L’abbandono (chi va e chi viene)

Qualche anno fa collaboravo con una trasmissione di Rai radio Due che si chiamava Atlantis dove raccontavo piccole storie. Questo è un pezzo – credo del 2003 – che mi torna sempre in mente a ogni ritorno del mese di agosto. Che io vedo nero, come l’Agosto nero* della poesia di Derek Walcott, e del mio omonimo racconto**, anche se non piove. Quest’anno, per non smentirsi, la stagione degli abbandoni si è portata già via il vecchio Primo e la gatta Rina. 

 

L’estate è la stagione degli abbandoni. La gente abbandona le case per andare in vacanza. Abbandona le piante a morire sui balconi. E le case abbandonate, con persiane e tapparelle serrate e le citta deserte, a me mettono sempre una grandissima tristezza. La gente che parte, anche se non la conosco, fa sentire abbandonata anche me. In agosto, mi mancano persino i camion, quelli che fanno sussultare la trasversale di pianura di fianco a casa mia. Mi commuovo per gli animali abbandonati dalle famiglie in partenza per le vacanze: pesci rossi giù per il gabinetto, volatili lasciati liberi nei parchi pubblici, cani legati in autostrada e gatti slanciati dentro un campo. E’ spesso d’estate che ci abbandonano gli anziani. E’ adesso che ci ha abbandonato Timmy, un amico cane che è peggiorato proprio con il caldo e che ha passato le sue ultime giornate davanti a un ventilatore acceso e si è addormentato tra le braccia del suo padrone. E’ in questi giorni che una mamma gatta ha abbandonato i suoi gattini nel giardino del mio amico Carlo Lucarelli che si è armato di biberon, latte in polvere per cuccioli e lozione antipulci e si sveglia ogni due ore per far fare la poppata agli orfani che ha adottato. Tutti questi abbandoni estivi mi fanno soffrire e così provo a ribaltare questa parola, abbandono e pensarla nell’altra sua accezione: non essere abbandonati da qualcosa o qualcuno, ma abbandonarsi a qualcosa o qualcuno, e penso a quello che scriveva Marguerite Duras del corpo delle donne che si abbandona ai figli e si fa calpestare, mangiare, risucchiare.
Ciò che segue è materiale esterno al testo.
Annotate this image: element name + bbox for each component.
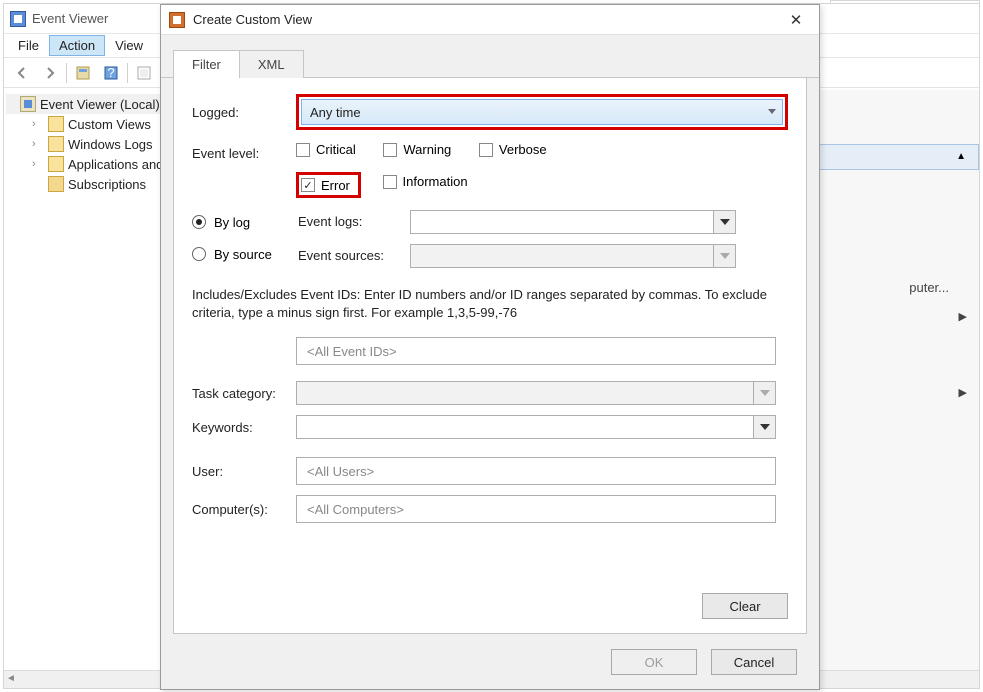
user-row: User: <All Users> (192, 457, 788, 485)
radio-bysource[interactable]: By source (192, 247, 272, 262)
bysource-row: By source Event sources: (192, 244, 788, 268)
eventsources-dropdown (410, 244, 736, 268)
logged-value: Any time (310, 105, 361, 120)
tree-root-icon (20, 96, 36, 112)
keywords-label: Keywords: (192, 420, 296, 435)
create-custom-view-dialog: Create Custom View ✕ Filter XML Logged: … (160, 4, 820, 690)
eventsources-label: Event sources: (296, 248, 410, 263)
eventlevel-row: Event level: Critical Warning Verbose Er… (192, 142, 788, 198)
scroll-left-icon[interactable]: ◄ (6, 673, 18, 685)
eventlogs-dropdown[interactable] (410, 210, 736, 234)
right-pane-text: puter... (909, 280, 949, 295)
logged-highlight: Any time (296, 94, 788, 130)
menu-action[interactable]: Action (49, 35, 105, 56)
keywords-row: Keywords: (192, 415, 788, 439)
taskcategory-dropdown (296, 381, 776, 405)
logged-label: Logged: (192, 105, 296, 120)
radio-bylog[interactable]: By log (192, 215, 250, 230)
checkbox-warning[interactable]: Warning (383, 142, 451, 157)
tree-item-label: Subscriptions (68, 177, 146, 192)
toolbar-separator (66, 63, 67, 83)
toolbar-separator-2 (127, 63, 128, 83)
checkbox-error[interactable]: Error (301, 178, 350, 193)
user-label: User: (192, 464, 296, 479)
dropdown-button (753, 382, 775, 404)
dialog-titlebar: Create Custom View ✕ (161, 5, 819, 35)
checkbox-label: Critical (316, 142, 356, 157)
tab-strip: Filter XML (161, 35, 819, 78)
chevron-down-icon (760, 390, 770, 396)
close-button[interactable]: ✕ (781, 11, 811, 29)
computers-row: Computer(s): <All Computers> (192, 495, 788, 523)
help-button[interactable]: ? (99, 61, 123, 85)
taskcategory-label: Task category: (192, 386, 296, 401)
bylog-row: By log Event logs: (192, 210, 788, 234)
chevron-right-icon[interactable]: ▶ (959, 386, 967, 399)
expand-icon[interactable]: › (32, 138, 44, 150)
checkbox-label: Warning (403, 142, 451, 157)
folder-icon (48, 116, 64, 132)
checkbox-label: Verbose (499, 142, 547, 157)
menu-view[interactable]: View (105, 35, 153, 56)
properties-button[interactable] (71, 61, 95, 85)
expand-icon[interactable]: › (32, 158, 44, 170)
forward-button[interactable] (38, 61, 62, 85)
chevron-down-icon (760, 424, 770, 430)
back-button[interactable] (10, 61, 34, 85)
logged-row: Logged: Any time (192, 94, 788, 130)
logged-dropdown[interactable]: Any time (301, 99, 783, 125)
event-viewer-title: Event Viewer (32, 11, 108, 26)
checkbox-label: Information (403, 174, 468, 189)
menu-file[interactable]: File (8, 35, 49, 56)
error-highlight: Error (296, 172, 361, 198)
dialog-buttons: OK Cancel (611, 649, 797, 675)
collapse-icon[interactable]: ▲ (956, 151, 966, 162)
radio-label: By source (214, 247, 272, 262)
expand-icon[interactable]: › (32, 118, 44, 130)
ok-button: OK (611, 649, 697, 675)
dropdown-button (713, 245, 735, 267)
refresh-button[interactable] (132, 61, 156, 85)
filter-panel: Logged: Any time Event level: Critical W… (173, 78, 807, 634)
dialog-icon (169, 12, 185, 28)
user-input[interactable]: <All Users> (296, 457, 776, 485)
eventlogs-label: Event logs: (296, 214, 410, 229)
dropdown-button[interactable] (713, 211, 735, 233)
chevron-down-icon (720, 219, 730, 225)
folder-icon (48, 136, 64, 152)
cancel-button[interactable]: Cancel (711, 649, 797, 675)
computers-input[interactable]: <All Computers> (296, 495, 776, 523)
taskcategory-row: Task category: (192, 381, 788, 405)
tab-filter[interactable]: Filter (173, 50, 240, 78)
event-ids-input[interactable]: <All Event IDs> (296, 337, 776, 365)
checkbox-information[interactable]: Information (383, 174, 468, 189)
keywords-dropdown[interactable] (296, 415, 776, 439)
radio-label: By log (214, 215, 250, 230)
tree-item-label: Custom Views (68, 117, 151, 132)
folder-icon (48, 156, 64, 172)
dialog-title: Create Custom View (193, 12, 781, 27)
tree-root-label: Event Viewer (Local) (40, 97, 160, 112)
checkbox-critical[interactable]: Critical (296, 142, 356, 157)
tab-xml[interactable]: XML (239, 50, 304, 78)
chevron-down-icon (720, 253, 730, 259)
dropdown-button[interactable] (753, 416, 775, 438)
tree-item-label: Windows Logs (68, 137, 153, 152)
checkbox-verbose[interactable]: Verbose (479, 142, 547, 157)
checkbox-label: Error (321, 178, 350, 193)
computers-label: Computer(s): (192, 502, 296, 517)
event-viewer-icon (10, 11, 26, 27)
svg-text:?: ? (107, 65, 114, 80)
eventlevel-label: Event level: (192, 142, 296, 161)
chevron-right-icon[interactable]: ▶ (959, 310, 967, 323)
event-ids-hint: Includes/Excludes Event IDs: Enter ID nu… (192, 286, 788, 324)
chevron-down-icon (768, 109, 776, 114)
clear-button[interactable]: Clear (702, 593, 788, 619)
subscription-icon (48, 176, 64, 192)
Penso a Kierkegaard, che nell’abbandono femminile vedeva il carattere essenziale della donna, il suo dono più prezioso: la capacità appunto di abbandonarsi e di trovare così la felicità. “Una donna che è felice senza abbandono, cioé senza abbandonare il suo io, a qualunque cosa lo abbandoni, non è assolutamente donna”. Ora, io non so se avesse ragione o se invece ciò che scriveva non potesse essere riferito in egual modo pure agli uomini.
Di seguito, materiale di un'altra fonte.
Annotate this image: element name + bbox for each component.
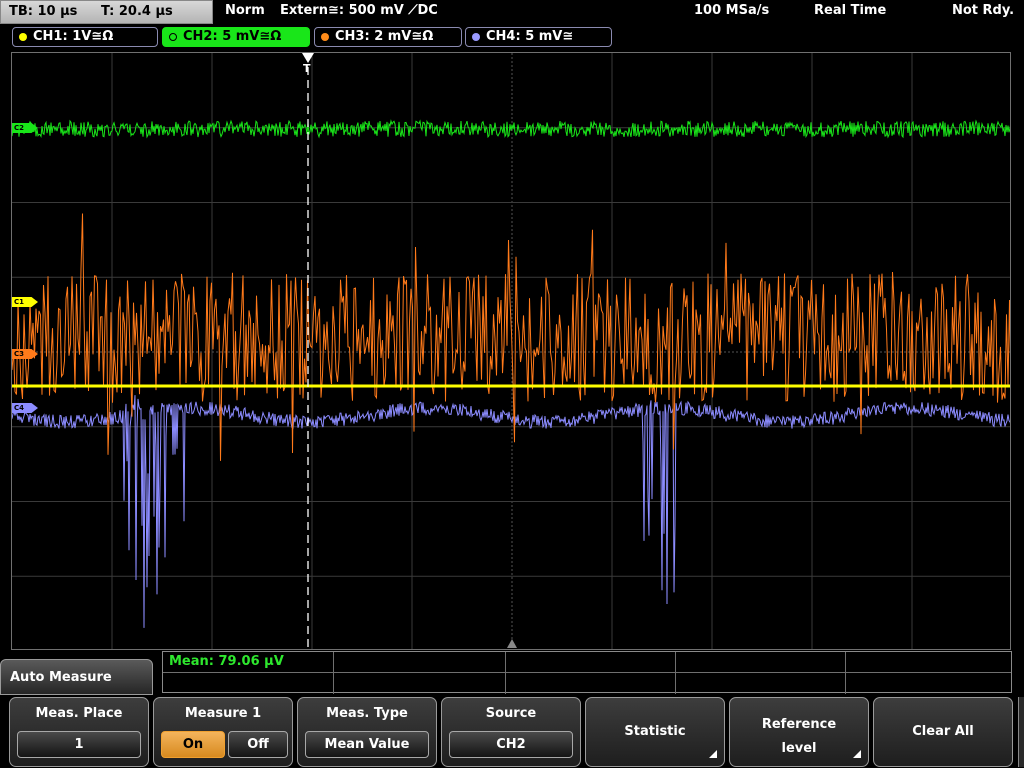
acquisition-status: Not Rdy. <box>952 3 1015 18</box>
meas-type-label: Meas. Type <box>326 706 408 721</box>
measure-off-toggle[interactable]: Off <box>228 731 288 758</box>
results-divider <box>845 652 846 694</box>
menu-title: Auto Measure <box>0 659 153 695</box>
source-label: Source <box>485 706 537 721</box>
channel-tab-label: CH2: 5 mV≅Ω <box>183 29 282 44</box>
channel-bar: CH1: 1V≅Ω CH2: 5 mV≅Ω CH3: 2 mV≅Ω CH4: 5… <box>0 24 1024 50</box>
measurement-results: Mean: 79.06 µV <box>162 651 1012 694</box>
channel-tab-label: CH1: 1V≅Ω <box>33 29 114 44</box>
menu-scroll-edge <box>1018 697 1024 767</box>
measurement-mean-value: Mean: 79.06 µV <box>169 654 284 669</box>
meas-place-softkey[interactable]: Meas. Place 1 <box>9 697 149 767</box>
channel-tab-ch4[interactable]: CH4: 5 mV≅ <box>465 27 612 47</box>
trigger-level-marker <box>507 639 517 648</box>
submenu-arrow-icon <box>853 750 861 758</box>
channel-tab-ch1[interactable]: CH1: 1V≅Ω <box>12 27 158 47</box>
measure-softkey[interactable]: Measure 1 On Off <box>153 697 293 767</box>
statistic-label: Statistic <box>624 724 686 739</box>
sample-rate: 100 MSa/s <box>694 3 770 18</box>
channel-tab-label: CH4: 5 mV≅ <box>486 29 574 44</box>
waveform-traces <box>12 67 1010 649</box>
source-softkey[interactable]: Source CH2 <box>441 697 581 767</box>
ch3-trace <box>12 213 1010 461</box>
trigger-position-readout: T: 20.4 µs <box>101 4 173 19</box>
waveform-display[interactable]: T C2 C1 C3 C4 <box>11 52 1011 650</box>
reference-label-line1: Reference <box>761 717 837 732</box>
results-divider <box>505 652 506 694</box>
status-bar: TB: 10 µs T: 20.4 µs Norm Extern≅: 500 m… <box>0 0 1024 24</box>
ch3-color-icon <box>321 33 329 41</box>
ch2-trace <box>12 119 1010 139</box>
measure-on-toggle[interactable]: On <box>161 731 225 758</box>
channel-tab-ch3[interactable]: CH3: 2 mV≅Ω <box>314 27 462 47</box>
ch1-color-icon <box>19 33 27 41</box>
meas-place-label: Meas. Place <box>35 706 123 721</box>
results-divider <box>163 672 1011 673</box>
acquisition-mode: Real Time <box>814 3 887 18</box>
statistic-softkey[interactable]: Statistic <box>585 697 725 767</box>
trigger-mode[interactable]: Norm <box>225 3 265 18</box>
measure-label: Measure 1 <box>184 706 262 721</box>
timebase-readout: TB: 10 µs <box>9 4 78 19</box>
clear-all-label: Clear All <box>912 724 974 739</box>
channel-tab-ch2[interactable]: CH2: 5 mV≅Ω <box>162 27 310 47</box>
results-divider <box>675 652 676 694</box>
ch4-color-icon <box>472 33 480 41</box>
reference-level-softkey[interactable]: Reference level <box>729 697 869 767</box>
meas-place-value[interactable]: 1 <box>17 731 141 758</box>
reference-label-line2: level <box>781 741 817 756</box>
trigger-position-label: T <box>303 62 311 75</box>
results-divider <box>333 652 334 694</box>
meas-type-softkey[interactable]: Meas. Type Mean Value <box>297 697 437 767</box>
clear-all-softkey[interactable]: Clear All <box>873 697 1013 767</box>
trigger-source[interactable]: Extern≅: 500 mV ⟋DC <box>280 3 438 18</box>
timebase-box[interactable]: TB: 10 µs T: 20.4 µs <box>0 0 213 24</box>
meas-type-value[interactable]: Mean Value <box>305 731 429 758</box>
submenu-arrow-icon <box>709 750 717 758</box>
ch2-color-icon <box>169 33 177 41</box>
channel-tab-label: CH3: 2 mV≅Ω <box>335 29 434 44</box>
source-value[interactable]: CH2 <box>449 731 573 758</box>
Chiunque è infelice se viene abbandonato e d’altra parte, chi può essere felice senza abbandonarsi?

 

 

* Dark August, Mappa del nuovo mondo, Adelphi 1992

https://genrivista.wordpress.com/2012/03/15/mappa-del-nuovo-mondo-la-grande-poesia-epica-di-derek-walcott/

** Agosto nero, In tutti i sensi come l’amore, Einaudi 1999.